Al principio, me interesaba en pelear. Sentía que tenía que defender el legado de Mechas, que no podía permitir que lo insultaran de esa manera. Pero con el tiempo, me di cuenta de que no tenía sentido. Esos perros no querían entender otro lado de la vida. Solo conocían el caos y la supervivencia, y no había nada que pudiera hacer para cambiar su perspectiva. Pelear con ellos no me llevaría a ningún lado, así que opté por seguir adelante, por dejar que sus palabras se desvanecieran en el aire.

Además de pasar por el basurero, también solía visitar las bodegas donde, en el pasado, hacíamos nuestras reuniones. Esas bodegas, que alguna vez estuvieron llenas de perros, ahora estaban ocupadas por muchos indigentes. Pero eso no era algo malo. De hecho, había tenido la suerte de ayudar a algunos de esos humanos, colocando perros callejeros con ellos para que les hicieran compañía. No eran hogares grandes ni lujosos, pero esos humanos agradecían tener un compañero a su lado, alguien que les brindara un poco de alegría en sus vidas difíciles.

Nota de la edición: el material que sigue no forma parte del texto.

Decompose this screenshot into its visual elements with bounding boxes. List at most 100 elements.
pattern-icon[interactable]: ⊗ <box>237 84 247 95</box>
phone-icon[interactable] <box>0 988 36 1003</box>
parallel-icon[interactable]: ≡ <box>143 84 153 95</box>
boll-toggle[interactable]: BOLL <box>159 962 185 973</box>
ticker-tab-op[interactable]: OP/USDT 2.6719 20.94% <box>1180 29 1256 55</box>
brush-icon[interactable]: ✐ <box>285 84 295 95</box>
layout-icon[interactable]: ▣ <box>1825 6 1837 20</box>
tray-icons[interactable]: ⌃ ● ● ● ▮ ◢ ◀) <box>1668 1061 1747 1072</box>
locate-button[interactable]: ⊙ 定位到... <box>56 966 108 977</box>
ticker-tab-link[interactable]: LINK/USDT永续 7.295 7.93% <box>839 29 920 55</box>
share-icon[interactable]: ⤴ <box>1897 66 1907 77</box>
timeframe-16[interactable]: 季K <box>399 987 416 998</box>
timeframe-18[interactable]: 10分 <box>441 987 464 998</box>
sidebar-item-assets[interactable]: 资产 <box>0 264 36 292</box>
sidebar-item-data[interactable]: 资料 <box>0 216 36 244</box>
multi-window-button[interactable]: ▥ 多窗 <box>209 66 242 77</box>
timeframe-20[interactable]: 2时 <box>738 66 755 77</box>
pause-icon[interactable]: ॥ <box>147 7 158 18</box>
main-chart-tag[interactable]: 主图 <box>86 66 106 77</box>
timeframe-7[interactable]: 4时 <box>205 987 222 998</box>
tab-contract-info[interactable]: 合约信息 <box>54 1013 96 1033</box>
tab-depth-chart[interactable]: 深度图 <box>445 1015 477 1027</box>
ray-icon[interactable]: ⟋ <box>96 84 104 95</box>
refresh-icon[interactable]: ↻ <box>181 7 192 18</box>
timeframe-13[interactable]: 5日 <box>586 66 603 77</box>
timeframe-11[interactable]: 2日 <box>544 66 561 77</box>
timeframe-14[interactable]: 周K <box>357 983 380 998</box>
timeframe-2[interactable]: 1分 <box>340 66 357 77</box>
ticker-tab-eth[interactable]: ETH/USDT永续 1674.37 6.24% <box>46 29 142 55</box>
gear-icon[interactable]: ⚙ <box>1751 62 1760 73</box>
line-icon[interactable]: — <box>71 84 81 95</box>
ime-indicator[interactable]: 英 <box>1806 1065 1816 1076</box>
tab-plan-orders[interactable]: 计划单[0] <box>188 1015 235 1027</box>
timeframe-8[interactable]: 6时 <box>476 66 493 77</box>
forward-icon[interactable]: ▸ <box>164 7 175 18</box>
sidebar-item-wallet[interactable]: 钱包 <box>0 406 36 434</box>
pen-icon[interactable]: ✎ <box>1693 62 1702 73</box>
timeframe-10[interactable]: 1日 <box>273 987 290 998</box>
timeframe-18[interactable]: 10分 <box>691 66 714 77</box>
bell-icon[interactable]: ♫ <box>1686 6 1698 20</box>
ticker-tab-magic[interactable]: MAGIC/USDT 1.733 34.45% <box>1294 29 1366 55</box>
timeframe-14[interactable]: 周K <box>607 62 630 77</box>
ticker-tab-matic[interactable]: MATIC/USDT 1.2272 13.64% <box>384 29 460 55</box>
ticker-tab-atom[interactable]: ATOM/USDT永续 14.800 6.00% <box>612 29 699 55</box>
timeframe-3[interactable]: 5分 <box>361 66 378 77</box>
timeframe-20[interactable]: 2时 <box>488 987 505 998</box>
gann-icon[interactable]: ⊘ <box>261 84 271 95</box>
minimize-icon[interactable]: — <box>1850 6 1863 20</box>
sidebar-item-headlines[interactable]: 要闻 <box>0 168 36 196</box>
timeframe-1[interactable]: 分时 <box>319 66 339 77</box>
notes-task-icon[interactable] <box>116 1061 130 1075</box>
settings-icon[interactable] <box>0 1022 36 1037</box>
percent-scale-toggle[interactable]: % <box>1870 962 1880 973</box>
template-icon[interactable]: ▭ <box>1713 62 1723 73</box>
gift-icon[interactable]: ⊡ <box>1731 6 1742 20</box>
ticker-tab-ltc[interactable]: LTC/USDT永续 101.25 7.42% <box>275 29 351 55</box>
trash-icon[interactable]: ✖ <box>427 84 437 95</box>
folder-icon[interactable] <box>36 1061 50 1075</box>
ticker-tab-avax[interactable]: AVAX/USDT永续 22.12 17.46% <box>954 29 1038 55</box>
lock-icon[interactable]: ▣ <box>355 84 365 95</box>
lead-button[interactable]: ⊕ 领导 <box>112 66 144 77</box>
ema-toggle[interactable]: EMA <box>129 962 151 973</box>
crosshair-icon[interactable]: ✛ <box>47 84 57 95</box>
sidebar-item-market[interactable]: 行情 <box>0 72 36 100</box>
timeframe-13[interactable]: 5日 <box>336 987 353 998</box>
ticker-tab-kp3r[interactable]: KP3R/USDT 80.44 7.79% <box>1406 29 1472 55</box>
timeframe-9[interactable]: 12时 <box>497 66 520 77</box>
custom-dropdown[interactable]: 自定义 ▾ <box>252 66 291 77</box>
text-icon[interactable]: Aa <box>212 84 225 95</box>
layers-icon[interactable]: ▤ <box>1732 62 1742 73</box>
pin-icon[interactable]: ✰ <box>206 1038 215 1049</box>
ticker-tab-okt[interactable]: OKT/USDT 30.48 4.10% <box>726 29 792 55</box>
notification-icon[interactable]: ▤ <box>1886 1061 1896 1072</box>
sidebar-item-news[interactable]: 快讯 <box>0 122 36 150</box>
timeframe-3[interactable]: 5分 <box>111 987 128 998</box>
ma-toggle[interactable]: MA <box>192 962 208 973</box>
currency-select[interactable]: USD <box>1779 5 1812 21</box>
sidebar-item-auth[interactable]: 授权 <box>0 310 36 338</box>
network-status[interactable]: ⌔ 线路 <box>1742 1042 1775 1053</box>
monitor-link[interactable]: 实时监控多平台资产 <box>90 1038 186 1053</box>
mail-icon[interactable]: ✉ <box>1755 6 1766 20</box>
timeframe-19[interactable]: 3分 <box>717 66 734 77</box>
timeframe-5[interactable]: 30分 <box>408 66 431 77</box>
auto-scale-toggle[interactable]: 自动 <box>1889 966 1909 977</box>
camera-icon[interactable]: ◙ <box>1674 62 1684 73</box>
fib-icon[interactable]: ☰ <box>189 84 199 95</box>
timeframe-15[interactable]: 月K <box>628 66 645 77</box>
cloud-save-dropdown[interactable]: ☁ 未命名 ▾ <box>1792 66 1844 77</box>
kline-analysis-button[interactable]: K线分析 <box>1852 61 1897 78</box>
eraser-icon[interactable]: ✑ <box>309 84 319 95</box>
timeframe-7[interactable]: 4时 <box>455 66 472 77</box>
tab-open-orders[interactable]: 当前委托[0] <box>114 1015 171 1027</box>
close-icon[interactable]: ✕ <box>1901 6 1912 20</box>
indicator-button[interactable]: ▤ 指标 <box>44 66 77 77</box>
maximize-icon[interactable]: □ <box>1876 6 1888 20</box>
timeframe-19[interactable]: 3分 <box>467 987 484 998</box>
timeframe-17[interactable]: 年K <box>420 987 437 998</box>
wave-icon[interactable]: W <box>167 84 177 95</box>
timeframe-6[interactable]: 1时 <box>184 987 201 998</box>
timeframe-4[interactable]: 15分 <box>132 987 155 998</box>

Ver a esos perros y humanos juntos me hacía sentir que, aunque no tuvieran una casa grande o una vida perfecta, al menos se tenían el uno al otro. Y eso, en el fondo, era lo que importaba.

Sin embargo, cuando la nostalgia de tener a un humano se volvía demasiado fuerte, siempre hacía lo mismo. Iba a un lugar que me devolvía una parte de lo que alguna vez fui. Y, sin falta, terminaba pensando en **Junior**.